Hyperfantastische Berliner Fußballgeschichten
SG Blau-Weiß Friedrichshain – VfB Sperber Neukölln 6-0
Samstag, 09.08.2014 | Metro-Sportanlage | Friedrichshain | Pokal | 20 Zs.
Nur zwei Monate und fünf Tage waren vergangen, seitdem Viktoria und Tasmania Berlin den Berliner Landespokalwettbewerb 2013/14 beendet hatten. Seither galt das Motto „Sommer, Sonne, Sonnenschein“, welches aber schon arg durch das nahe Ende der schönsten Zeit des Jahres bedroht war. Ein ernsthafter Warnhinweis dafür war auch, dass das Spiel von vorne begann – mit der Qualifikationsrunde wurde die neue Pokalsaison eingeläutet. Und das Ziel aller Beteiligten war selbstverständlich klar: JEDER will ins Endspiel. Berlin! Berlin! Wir fahren nach Berlin!
Oben auf dem Dach der Metro, unweit des Ostbahnhofs, liefen die zweiundzwanzig Protagonisten zum Mittelkreis, winkten den überraschend zahlreich erschienenen Fans, den Groundhoppern und Vereinsoffiziellen auf der kleinen Stahlrohrtribüne zu und genossen den weiten Blick über den östlichen Teil der Hauptstadt. Fußballhimmel – gar nicht so weit hergeholt, die mehr oder weniger offizielle Bezeichnung des Kunstrasengeläufs… Vom Papier her war die Ausgangssituation eindeutig: Sperber Neukölln war als A-Kreisligist Favorit gegen den Neu-B-Kreisligisten Blau-Weiß Friedrichshain.

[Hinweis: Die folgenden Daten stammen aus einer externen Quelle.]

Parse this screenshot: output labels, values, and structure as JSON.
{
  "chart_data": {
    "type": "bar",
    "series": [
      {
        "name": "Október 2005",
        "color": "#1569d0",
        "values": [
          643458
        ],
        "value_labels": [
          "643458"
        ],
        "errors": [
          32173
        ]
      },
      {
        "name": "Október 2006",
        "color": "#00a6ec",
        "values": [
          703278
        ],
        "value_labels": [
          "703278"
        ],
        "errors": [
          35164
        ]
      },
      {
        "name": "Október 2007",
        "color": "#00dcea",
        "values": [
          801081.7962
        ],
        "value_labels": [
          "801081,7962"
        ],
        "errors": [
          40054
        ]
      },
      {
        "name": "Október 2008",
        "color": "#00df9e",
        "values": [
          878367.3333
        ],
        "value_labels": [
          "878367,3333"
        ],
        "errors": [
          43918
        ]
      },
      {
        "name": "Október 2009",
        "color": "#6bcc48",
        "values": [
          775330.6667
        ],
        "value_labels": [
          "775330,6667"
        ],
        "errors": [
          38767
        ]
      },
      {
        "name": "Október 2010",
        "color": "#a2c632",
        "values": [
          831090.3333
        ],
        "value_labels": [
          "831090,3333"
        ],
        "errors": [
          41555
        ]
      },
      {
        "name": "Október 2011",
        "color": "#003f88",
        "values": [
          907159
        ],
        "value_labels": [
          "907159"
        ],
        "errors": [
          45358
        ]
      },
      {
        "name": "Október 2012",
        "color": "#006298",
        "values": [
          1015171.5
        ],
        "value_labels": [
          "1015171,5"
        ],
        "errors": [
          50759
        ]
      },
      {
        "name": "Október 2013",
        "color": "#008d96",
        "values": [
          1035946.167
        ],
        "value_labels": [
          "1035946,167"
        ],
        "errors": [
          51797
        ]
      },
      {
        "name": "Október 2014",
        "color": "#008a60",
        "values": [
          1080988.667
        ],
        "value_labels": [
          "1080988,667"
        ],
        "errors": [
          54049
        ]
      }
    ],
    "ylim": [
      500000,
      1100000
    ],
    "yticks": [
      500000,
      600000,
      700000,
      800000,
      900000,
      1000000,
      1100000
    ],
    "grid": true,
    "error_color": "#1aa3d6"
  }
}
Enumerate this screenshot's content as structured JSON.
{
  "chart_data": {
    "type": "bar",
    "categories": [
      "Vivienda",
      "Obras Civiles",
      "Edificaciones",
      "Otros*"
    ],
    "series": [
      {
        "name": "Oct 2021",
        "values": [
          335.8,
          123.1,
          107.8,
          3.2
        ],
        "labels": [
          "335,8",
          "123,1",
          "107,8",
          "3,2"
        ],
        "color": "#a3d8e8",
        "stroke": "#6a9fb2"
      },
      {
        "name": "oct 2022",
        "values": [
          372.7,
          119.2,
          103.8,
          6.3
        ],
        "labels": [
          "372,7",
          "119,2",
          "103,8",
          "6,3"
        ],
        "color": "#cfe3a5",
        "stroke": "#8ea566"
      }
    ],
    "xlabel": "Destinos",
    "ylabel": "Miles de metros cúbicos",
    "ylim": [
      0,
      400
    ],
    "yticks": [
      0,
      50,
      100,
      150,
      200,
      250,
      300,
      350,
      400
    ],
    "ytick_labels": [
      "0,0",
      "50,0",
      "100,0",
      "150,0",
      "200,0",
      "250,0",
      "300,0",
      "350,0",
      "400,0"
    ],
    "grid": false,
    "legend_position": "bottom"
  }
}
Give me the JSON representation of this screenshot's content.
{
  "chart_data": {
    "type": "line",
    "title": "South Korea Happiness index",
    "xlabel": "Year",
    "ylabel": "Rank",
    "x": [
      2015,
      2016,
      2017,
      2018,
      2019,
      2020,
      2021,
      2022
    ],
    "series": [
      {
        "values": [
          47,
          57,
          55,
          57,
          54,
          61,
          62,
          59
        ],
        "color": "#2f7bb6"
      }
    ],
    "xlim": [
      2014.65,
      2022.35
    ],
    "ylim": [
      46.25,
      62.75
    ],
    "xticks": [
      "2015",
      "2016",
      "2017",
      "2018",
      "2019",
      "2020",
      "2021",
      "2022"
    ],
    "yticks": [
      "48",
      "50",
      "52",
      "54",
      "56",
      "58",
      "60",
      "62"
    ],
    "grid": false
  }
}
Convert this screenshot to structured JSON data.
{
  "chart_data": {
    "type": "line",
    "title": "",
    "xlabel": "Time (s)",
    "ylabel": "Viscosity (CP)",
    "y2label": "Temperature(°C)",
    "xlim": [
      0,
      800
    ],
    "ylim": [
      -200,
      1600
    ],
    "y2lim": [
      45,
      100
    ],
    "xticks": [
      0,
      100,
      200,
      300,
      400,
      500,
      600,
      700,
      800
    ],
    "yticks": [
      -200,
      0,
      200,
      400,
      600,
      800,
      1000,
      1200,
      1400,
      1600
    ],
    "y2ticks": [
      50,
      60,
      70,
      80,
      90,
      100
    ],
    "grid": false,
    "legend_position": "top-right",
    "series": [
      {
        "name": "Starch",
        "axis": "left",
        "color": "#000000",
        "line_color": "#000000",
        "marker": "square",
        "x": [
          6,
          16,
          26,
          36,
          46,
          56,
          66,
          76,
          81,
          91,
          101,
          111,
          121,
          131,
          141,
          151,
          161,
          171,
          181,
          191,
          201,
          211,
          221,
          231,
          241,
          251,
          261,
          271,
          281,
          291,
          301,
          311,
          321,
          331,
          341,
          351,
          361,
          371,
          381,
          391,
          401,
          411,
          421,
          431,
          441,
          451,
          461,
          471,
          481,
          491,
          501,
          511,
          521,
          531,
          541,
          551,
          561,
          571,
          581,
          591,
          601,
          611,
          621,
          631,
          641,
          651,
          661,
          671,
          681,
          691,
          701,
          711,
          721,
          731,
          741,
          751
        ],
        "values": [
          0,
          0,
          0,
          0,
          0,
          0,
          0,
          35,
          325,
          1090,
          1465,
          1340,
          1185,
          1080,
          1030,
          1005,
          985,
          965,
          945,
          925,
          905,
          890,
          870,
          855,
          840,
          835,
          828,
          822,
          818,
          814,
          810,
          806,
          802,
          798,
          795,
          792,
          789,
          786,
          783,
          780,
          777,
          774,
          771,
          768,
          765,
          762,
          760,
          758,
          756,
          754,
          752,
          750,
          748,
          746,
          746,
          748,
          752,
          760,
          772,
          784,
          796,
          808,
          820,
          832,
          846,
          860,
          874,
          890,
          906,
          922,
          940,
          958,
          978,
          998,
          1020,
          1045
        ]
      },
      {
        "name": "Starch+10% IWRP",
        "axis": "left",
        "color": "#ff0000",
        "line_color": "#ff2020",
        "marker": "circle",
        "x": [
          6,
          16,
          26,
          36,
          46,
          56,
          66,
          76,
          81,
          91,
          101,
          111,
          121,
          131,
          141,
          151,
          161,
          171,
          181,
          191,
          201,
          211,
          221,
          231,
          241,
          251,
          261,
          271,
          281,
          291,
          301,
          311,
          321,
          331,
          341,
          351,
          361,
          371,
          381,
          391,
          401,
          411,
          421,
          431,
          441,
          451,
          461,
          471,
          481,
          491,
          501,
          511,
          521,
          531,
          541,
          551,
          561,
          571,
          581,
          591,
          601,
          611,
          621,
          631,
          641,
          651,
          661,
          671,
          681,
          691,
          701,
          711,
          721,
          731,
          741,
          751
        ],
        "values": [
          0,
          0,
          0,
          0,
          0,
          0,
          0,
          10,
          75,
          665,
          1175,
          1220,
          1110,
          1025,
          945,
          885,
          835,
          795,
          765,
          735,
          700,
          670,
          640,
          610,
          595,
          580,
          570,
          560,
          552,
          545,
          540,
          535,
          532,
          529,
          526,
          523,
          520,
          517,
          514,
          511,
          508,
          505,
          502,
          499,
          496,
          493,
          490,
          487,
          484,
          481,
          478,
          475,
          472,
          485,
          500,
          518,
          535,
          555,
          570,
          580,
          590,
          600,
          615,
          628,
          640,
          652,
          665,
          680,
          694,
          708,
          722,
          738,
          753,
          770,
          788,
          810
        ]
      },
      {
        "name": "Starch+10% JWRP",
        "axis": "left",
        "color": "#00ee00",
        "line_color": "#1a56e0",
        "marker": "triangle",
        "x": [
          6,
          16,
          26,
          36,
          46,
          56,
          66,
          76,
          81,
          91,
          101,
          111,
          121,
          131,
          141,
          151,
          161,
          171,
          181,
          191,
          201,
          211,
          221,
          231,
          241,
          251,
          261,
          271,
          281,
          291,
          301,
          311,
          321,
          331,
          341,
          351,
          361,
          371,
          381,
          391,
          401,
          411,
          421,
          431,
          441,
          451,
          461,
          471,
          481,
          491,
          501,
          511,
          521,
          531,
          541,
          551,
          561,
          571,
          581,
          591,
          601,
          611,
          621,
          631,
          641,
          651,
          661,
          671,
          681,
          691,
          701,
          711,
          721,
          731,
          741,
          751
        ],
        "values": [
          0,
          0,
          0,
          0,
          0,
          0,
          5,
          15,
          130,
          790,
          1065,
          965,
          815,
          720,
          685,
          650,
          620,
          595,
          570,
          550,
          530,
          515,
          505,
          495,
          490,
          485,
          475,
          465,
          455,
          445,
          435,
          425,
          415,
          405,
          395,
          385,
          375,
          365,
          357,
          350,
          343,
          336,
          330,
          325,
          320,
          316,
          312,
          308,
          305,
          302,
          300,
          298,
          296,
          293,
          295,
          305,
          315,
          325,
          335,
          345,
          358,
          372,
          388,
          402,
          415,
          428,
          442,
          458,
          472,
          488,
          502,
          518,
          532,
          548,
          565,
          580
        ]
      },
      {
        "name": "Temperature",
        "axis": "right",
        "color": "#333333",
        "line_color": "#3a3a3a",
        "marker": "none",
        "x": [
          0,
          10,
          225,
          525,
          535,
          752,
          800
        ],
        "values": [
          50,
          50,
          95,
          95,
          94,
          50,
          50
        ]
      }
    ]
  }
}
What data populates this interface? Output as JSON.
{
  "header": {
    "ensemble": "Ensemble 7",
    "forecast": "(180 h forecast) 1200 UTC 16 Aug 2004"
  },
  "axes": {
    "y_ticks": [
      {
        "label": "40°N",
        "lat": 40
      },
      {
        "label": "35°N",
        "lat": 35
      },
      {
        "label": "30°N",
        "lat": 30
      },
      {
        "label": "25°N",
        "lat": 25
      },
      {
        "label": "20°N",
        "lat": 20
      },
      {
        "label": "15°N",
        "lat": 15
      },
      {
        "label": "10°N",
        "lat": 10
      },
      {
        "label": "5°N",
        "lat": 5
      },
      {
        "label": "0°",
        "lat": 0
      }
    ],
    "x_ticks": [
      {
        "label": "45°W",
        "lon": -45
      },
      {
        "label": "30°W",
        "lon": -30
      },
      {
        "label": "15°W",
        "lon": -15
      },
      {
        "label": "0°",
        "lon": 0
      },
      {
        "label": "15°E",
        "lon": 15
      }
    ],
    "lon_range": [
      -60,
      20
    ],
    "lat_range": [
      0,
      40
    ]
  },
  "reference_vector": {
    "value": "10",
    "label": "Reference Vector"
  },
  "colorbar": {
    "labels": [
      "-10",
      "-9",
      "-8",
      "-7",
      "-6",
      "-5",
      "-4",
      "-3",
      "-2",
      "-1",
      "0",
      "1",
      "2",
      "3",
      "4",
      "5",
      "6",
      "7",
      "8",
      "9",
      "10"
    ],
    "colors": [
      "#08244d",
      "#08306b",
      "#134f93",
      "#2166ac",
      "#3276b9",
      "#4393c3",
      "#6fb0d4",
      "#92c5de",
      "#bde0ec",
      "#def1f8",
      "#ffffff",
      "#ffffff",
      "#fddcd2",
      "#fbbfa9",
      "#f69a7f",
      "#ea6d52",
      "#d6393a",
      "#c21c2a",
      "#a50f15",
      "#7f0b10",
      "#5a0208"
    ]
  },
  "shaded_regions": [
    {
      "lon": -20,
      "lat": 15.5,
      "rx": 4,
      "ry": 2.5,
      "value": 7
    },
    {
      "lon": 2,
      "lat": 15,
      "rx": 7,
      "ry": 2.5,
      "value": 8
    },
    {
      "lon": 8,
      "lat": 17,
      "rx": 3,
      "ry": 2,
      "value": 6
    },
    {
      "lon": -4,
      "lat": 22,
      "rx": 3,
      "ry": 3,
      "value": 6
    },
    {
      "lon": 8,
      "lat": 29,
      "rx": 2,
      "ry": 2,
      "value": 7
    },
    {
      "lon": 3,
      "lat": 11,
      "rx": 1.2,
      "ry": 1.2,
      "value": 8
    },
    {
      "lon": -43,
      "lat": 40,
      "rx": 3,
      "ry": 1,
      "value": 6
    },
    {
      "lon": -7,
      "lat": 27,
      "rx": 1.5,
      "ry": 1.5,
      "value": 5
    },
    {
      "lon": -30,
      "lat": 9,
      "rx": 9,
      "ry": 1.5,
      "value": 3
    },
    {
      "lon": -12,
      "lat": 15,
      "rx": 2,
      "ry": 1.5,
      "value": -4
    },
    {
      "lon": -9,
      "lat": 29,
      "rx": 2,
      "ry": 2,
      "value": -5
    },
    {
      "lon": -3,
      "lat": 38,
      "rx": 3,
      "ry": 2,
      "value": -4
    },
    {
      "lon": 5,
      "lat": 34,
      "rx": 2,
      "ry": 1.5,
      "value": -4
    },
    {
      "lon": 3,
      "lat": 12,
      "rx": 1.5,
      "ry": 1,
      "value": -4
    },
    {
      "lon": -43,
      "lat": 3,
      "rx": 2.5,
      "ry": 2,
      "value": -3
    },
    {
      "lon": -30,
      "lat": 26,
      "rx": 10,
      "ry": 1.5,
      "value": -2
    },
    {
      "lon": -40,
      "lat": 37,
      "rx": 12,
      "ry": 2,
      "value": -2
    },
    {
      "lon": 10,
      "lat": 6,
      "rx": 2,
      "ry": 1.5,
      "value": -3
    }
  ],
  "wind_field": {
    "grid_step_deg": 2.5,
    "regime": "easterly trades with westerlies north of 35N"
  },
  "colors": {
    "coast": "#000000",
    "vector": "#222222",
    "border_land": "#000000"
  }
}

Um für Nicht-Berliner die Verhältnisse deutlicher zu machen: Nehmen wir die 16er A-Kreisliga (mit dem Elftplatzierten Sperber) als Basis und setzen diese mit der 18er Bundesliga gleich – alles reine Mathematik und purer Dreisatz: 11 von 16 gegen X von 18 sind 11 mal 18 gegen 16 mal X macht 11 mal 18 durch 16 gleich X macht 12,375, also 12 – so vertrat sie den zwölftplatzierten Bundesligisten der Vorsaison: Werder Bremen. Nach dem gleichen Prinzip vertraten die Blau-Weißen als Dritter der C-Kreisliga, den Fünften der dritten Liga; den VfL Osnabrück.
Und so, oder so ähnlich ging Sperber auch ins Spiel; die beim Auflaufen verkündete Spieldevise lautete: Kräfte sparen. Die Heimmannschaft begann von Anfang an mit einem ruhigen Aufbauspiel um durch Ballbesitz den Gegner vom eigenen Kasten fern zu halten. Jedoch versagten dem ersten Kicker, der einen etwas öffnenden Pass spielen wollte, die Nerven und das Fünf-Meter-Zuspiel landete in den Beinen eines Neuköllners. Dieser suchte sein Heil sofort in der Offensive, dribbelte los, spielte ab, eine kleine Ballstafette entstand, die erst durch ein unklug platziertes Friedrichshainer Bein im Strafraum sowie einen Pfiff des Schiedsrichters unterbrochen wurde: Elfmeter. Die Sperberianer feixten nun laut auf. Jeder, selbst der Torwart, dürfte sich in diesem Moment schon ausgemalt haben wie viele Tore er erzielen würde.
Anlauf, Pfosten, Nachschuss, gehalten.
Dabei sah der heimische Torwart gar nicht so einsatzfähig aus. Seine chaotische Tolle wirkte eher, als sei er im Darkroom des nahen Berghains eingeschlummert und hätte diesen nach seinem zufälligen Aufwachen überstützt verlassen müssen, um pünktlich auf dem Metro-Dach zu sein. Mit zunehmender Spieldauer stabilisierte sich die Heimelf, kam zu ersten zaghaften Chancen und schlug kurz vor der Pause zweimal eiskalt zu. Trotz allem und noch immer siegesgewiss kamen die Gäste aus der Kabine, verloren aber spätestens mit der Dezimierung durch eine rote Karte den (hihi…) roten Faden. Das Debakel nahm seinen Lauf.
Einen Widerhall in der deutschen Presselandschaft fand diese Pokalsensation allerdings nicht. Bei einem Osnabrücker 6 zu 0 gegen Bremen wäre dies sicherlich anders gewesen.